Hi all, I’m running QuestDB on ZFS and noticed extremely high disk write activity (almost ~1 GB/s) from a kernel thread: [flush-zfs-2]. due to whcih my disk util is always 100%.
Is this level of ZFS background flushing expected?
Is this level of ZFS background flushing expected?
Hi Aditya,
Usually, ZFS doesn’t write unexpectedly high volume of data to disk.
What’s your ingestion scenario? Are you inserting lots of rows? Which client/protocol do you use to insert data? Understanding your load might help us understand what’s going on with ZFS.
We are inserting approximately 2 MB of data (~7.5k rows) every 7 to 25 millis using ILP over TCP, with 18 concurrent connections writing in parallel to different tables.
We’ve also disabled ZFS sync on the dataset (sync=disabled
), but it hasn’t had any noticeable impact on performance or flushing behavior.
That’s a relatively high ingestion rate. In our practice, ZFS becomes a bottleneck under high ingestion load. How is important the compression in your case? If it’s not terribly important, you should try ext4 or xfs. And in case if you’re using a network attached disk, like AWS EBS, make sure you have it configured to the maximum possible throughput and IOPS.

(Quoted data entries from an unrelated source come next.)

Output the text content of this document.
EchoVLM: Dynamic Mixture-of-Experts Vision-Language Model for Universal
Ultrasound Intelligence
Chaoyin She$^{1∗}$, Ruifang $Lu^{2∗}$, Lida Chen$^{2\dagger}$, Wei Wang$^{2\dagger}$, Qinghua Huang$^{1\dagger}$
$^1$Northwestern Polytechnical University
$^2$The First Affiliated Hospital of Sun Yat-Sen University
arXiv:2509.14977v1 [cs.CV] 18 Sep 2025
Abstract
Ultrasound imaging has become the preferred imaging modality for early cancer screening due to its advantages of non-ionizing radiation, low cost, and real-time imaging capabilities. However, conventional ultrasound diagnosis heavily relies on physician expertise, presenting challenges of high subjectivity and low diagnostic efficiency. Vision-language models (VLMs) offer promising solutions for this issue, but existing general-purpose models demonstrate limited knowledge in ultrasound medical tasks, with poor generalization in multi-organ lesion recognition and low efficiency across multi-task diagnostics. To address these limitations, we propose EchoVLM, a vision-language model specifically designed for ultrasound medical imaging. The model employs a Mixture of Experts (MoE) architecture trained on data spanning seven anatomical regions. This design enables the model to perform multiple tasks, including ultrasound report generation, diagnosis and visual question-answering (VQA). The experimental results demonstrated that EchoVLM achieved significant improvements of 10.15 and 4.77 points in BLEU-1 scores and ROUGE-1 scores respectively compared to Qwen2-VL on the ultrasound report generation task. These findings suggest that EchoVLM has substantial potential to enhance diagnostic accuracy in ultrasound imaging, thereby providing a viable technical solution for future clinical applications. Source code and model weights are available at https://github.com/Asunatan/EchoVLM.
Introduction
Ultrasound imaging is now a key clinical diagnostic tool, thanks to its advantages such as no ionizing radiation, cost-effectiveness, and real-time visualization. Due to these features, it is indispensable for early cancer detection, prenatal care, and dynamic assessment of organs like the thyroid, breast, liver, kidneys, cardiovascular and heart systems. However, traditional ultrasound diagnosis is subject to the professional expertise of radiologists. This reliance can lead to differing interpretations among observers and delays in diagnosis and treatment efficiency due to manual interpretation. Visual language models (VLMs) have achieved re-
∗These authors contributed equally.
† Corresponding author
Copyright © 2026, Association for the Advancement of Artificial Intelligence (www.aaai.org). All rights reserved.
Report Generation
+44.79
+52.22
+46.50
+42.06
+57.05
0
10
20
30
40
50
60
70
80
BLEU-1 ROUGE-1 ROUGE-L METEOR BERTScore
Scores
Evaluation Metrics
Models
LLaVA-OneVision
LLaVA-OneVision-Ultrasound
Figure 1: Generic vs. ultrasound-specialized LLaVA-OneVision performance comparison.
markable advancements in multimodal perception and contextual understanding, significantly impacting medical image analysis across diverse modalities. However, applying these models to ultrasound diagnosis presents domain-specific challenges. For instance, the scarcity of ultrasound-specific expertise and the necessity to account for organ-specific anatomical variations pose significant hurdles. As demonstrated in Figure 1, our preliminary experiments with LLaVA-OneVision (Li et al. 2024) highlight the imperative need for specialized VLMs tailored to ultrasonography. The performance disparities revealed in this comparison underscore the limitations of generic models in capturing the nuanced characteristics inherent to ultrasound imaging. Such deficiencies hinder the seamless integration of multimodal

I’m okay with using XFS for real-time ingestion to avoid performance issues, but I plan to migrate the data to a ZFS disk afterward. If compression is enabled on the ZFS dataset, will the data be compressed during migration? Will this setup work reliably — ingesting on XFS, then storing long-term on a separate compressed ZFS disk?
Since the streaming database can stay on XFS for performance, but the historical data needs to go on ZFS due to large storage requirements, what would be the best and most efficient way to handle the migration?
Also, what are the recommended settings for the XFS filesystem in a high-throughput write workload?
Using a 4TB NVME M2 Gen4 Drive (Model : CT4000P3PSSD8).
With a single database instance this may be tricky as you’d have to detach partitions, copy them to the ZFS volume, and attach them via a sym link:
We’re working on native Apache Parquet support which will provide better compression ratio than ZFS. The idea is to support SQL statements for converting the older partitions from/to Apache Parquet format, with enabled encoding and compression. Hard to name an ETA for this feature, but hopefully it’s ready in a few months.
As for special XFS tuning, so far the defaults worked fine for us.
We do have IN VOLUME
, but this is for entire tables only, not just some partitions. It also has some bugs when dropping and re-creating tables.
That being said, you could have a separate table on a zfs
volume with historical data, and then one on xfs
with real-time data. Then you periodically copy data across in bulk via INSERT INTO SELECT
, and drop it from your real-time xfs
table.
Then you can JOIN across both tables.
These are the bugs I know of related to that feature:
Whether they would be dealbreakers, or worth working around in this case, is up to you!